The book is basically one long chase scene, hurtling from Hank's hideaway on the Yucatan Peninsula, to Tijuana, to suburban California, to Vegas. Hank's problem is that the Russian mob has finally tracked him down and threatened the lives of his parents, so he's forced to make a move. A move that involves sending his cash to his one friend back in the U.S. and going back to his parents' house. It's not really clear why (other than sentiment), after being so cautious, careful, and crafty, he would make the colossally stupid move of showing up back home -- but the chase must go on. It's all very Tarantinoesque, or perhaps Pekinpaughesque -- there are Russian mobsters, a corporate blackmailer, a pair of psycho surf burnouts, and a truckload of white trash vigilantes after Hank and his loot. Many of these highly colorful supporting characters will die along the way, as will many of the equally memorable people Hank enlists in his bid to keep his parents safe. It's not just the outsize characters and violence that remind one of Tarantino though, it's also the dialogue, which is snappy and permeated with dark humor (which is also somewhat reminiscent of Elmore Leonard).

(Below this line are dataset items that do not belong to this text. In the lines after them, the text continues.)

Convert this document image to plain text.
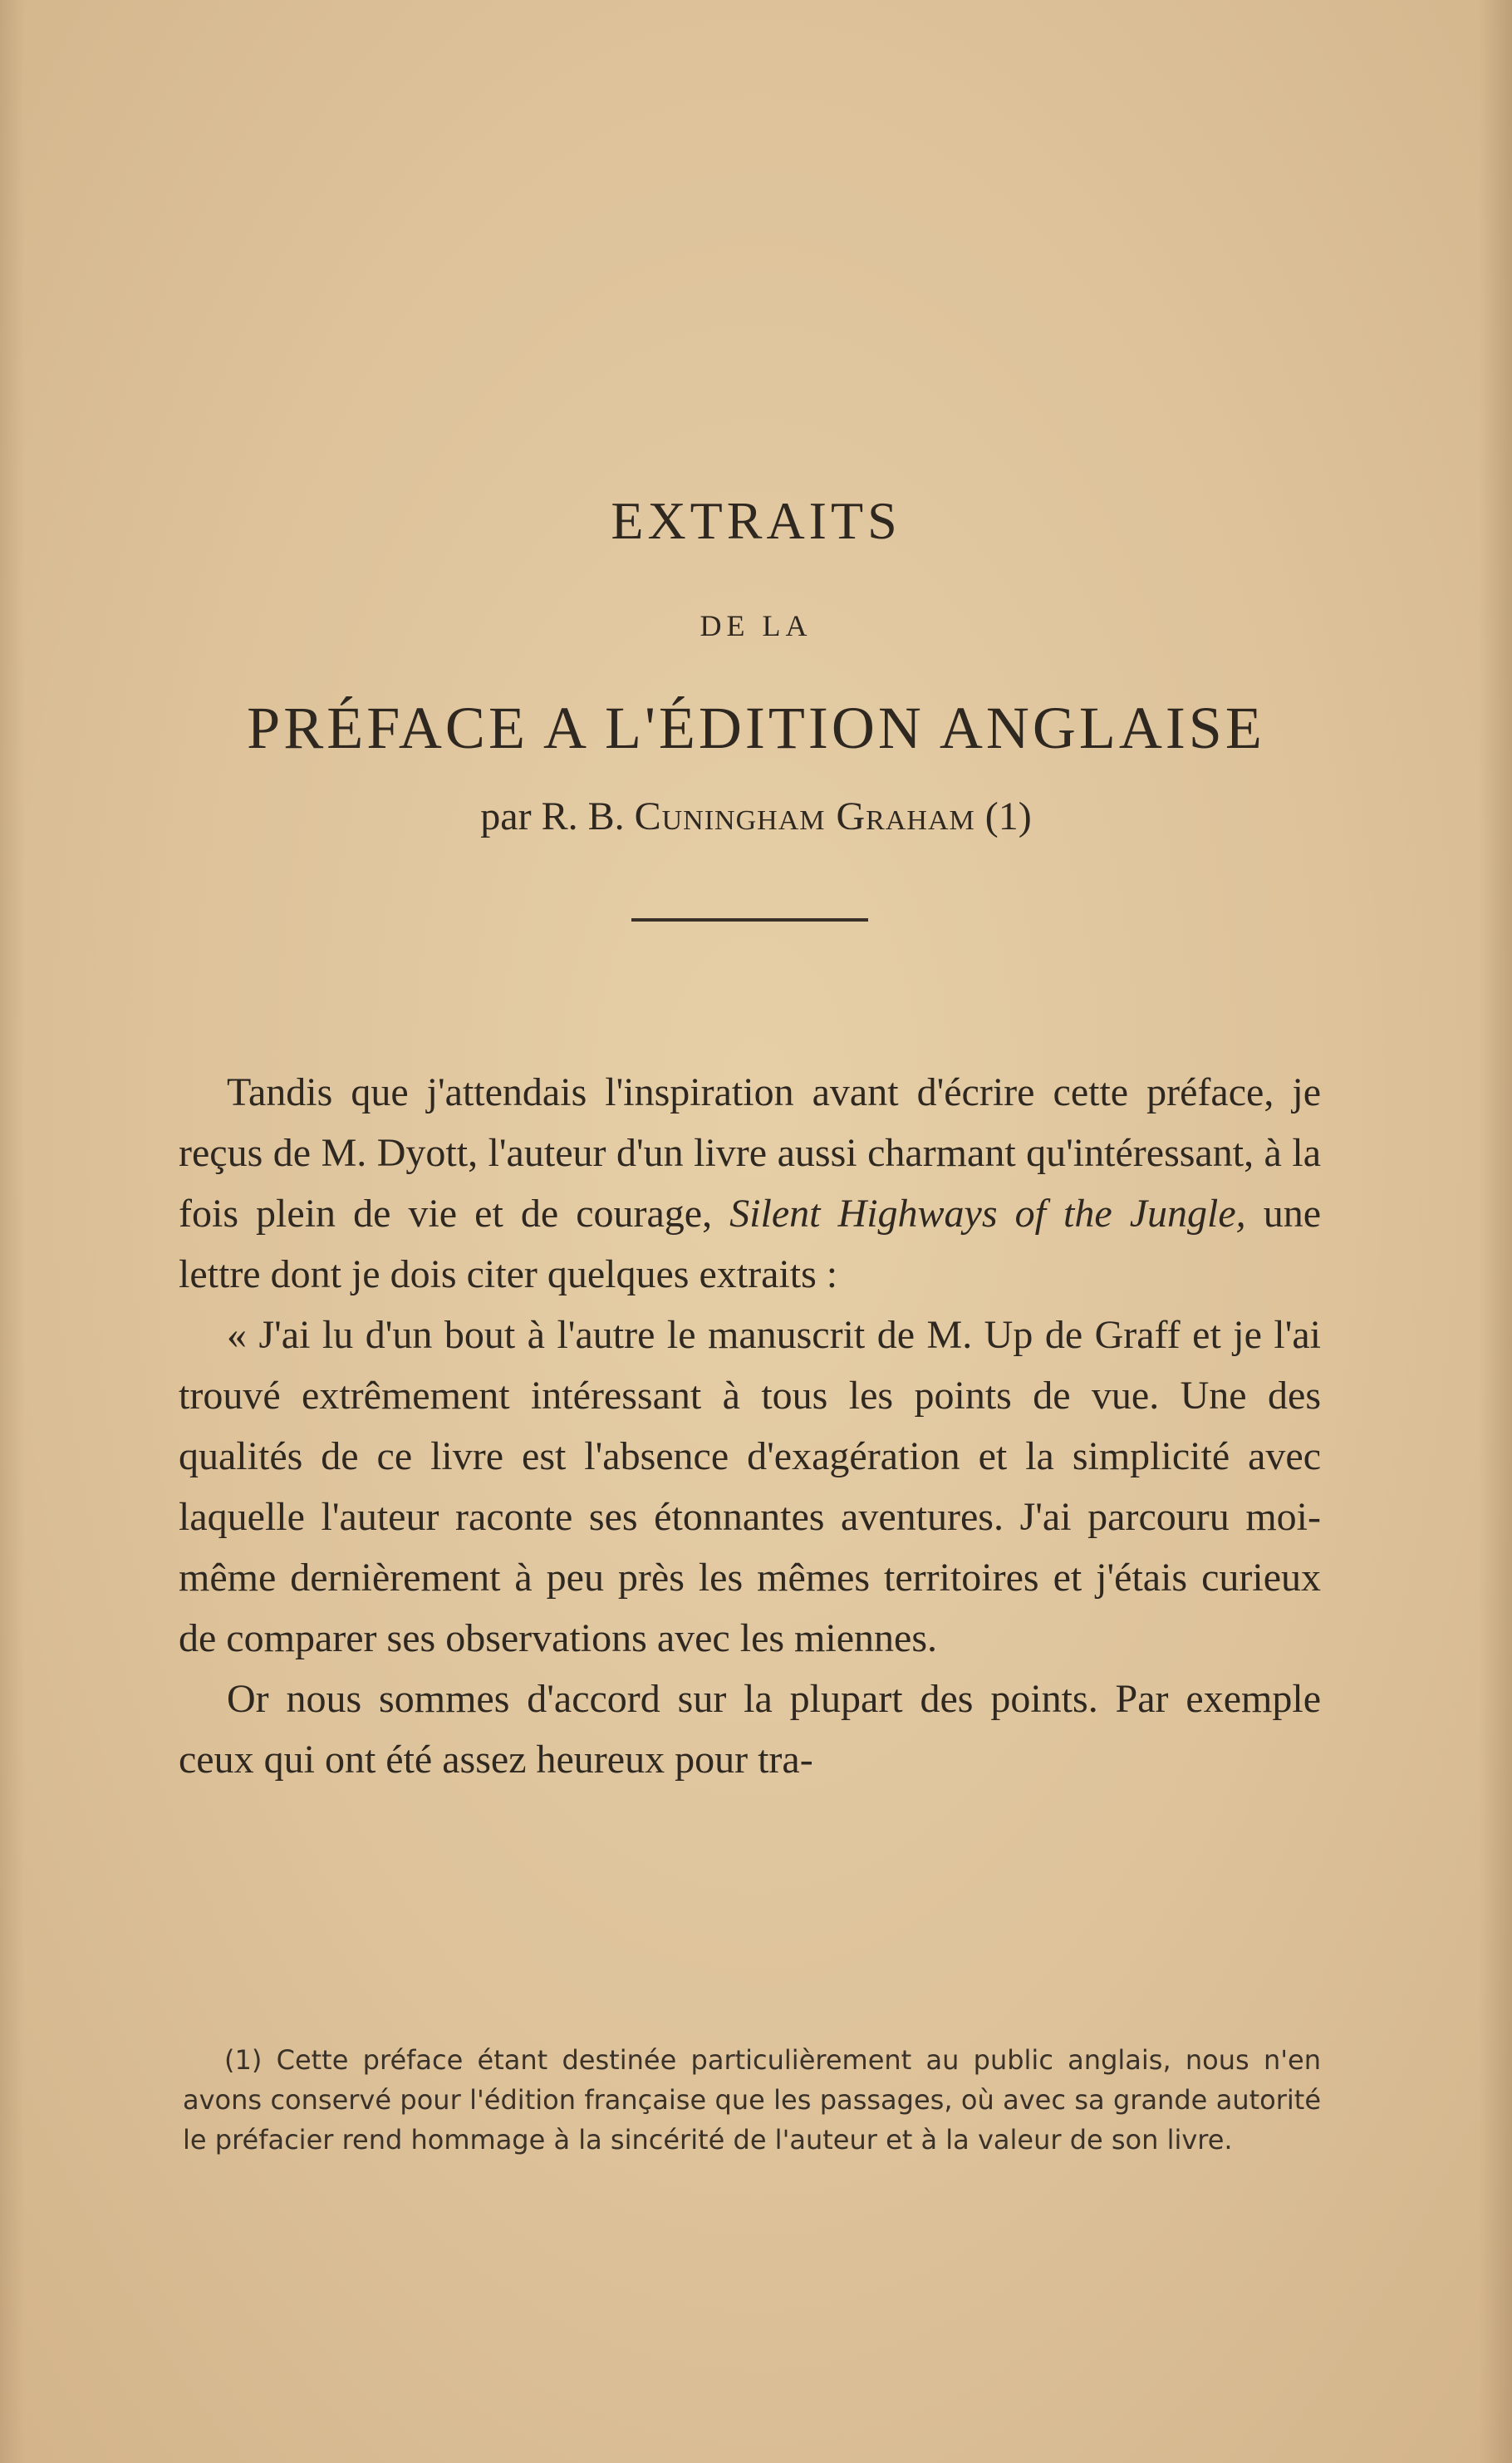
EXTRAITS
DE LA
PRÉFACE A L'ÉDITION ANGLAISE
par R. B. Cuningham Graham (1)

Tandis que j'attendais l'inspiration avant d'écrire cette préface, je reçus de M. Dyott, l'auteur d'un livre aussi charmant qu'intéressant, à la fois plein de vie et de courage, Silent Highways of the Jungle, une lettre dont je dois citer quelques extraits :

« J'ai lu d'un bout à l'autre le manuscrit de M. Up de Graff et je l'ai trouvé extrêmement intéressant à tous les points de vue. Une des qualités de ce livre est l'absence d'exagération et la simplicité avec laquelle l'auteur raconte ses étonnantes aventures. J'ai parcouru moi-même dernièrement à peu près les mêmes territoires et j'étais curieux de comparer ses observations avec les miennes.

Or nous sommes d'accord sur la plupart des points. Par exemple ceux qui ont été assez heureux pour tra-

(1) Cette préface étant destinée particulièrement au public anglais, nous n'en avons conservé pour l'édition française que les passages, où avec sa grande autorité le préfacier rend hommage à la sincérité de l'auteur et à la valeur de son livre.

Ultimately, one's appreciation of the book will more or less depend on your taste for shoot 'em ups. That, and the extent to which you find Hank a sympathetic enough character to follow in his blood-soaked wake. Hank is enough of an everyman to be likable, but he's also killed in cold blood and caused the deaths of several innocent people. And while he wrestles with this at length, going so far to tattoo hash marks on himself to reflect the number of deaths he's caused, it feels kind of proforma, as if all the agonizing is there to keep him sympathetic to the reader. As entertaining as the lengthy chase is (for those who like such frenetic hijinks), my major problem is that the book shouldn't be a standalone. It ends in limbo, and one really has to read the next book (A Dangerous Man) to finish Hank's story. The trilogy should really have been published a a single longer volume and having it split up among three books feels like profiteering by the publisher (ie. I don't blame the author).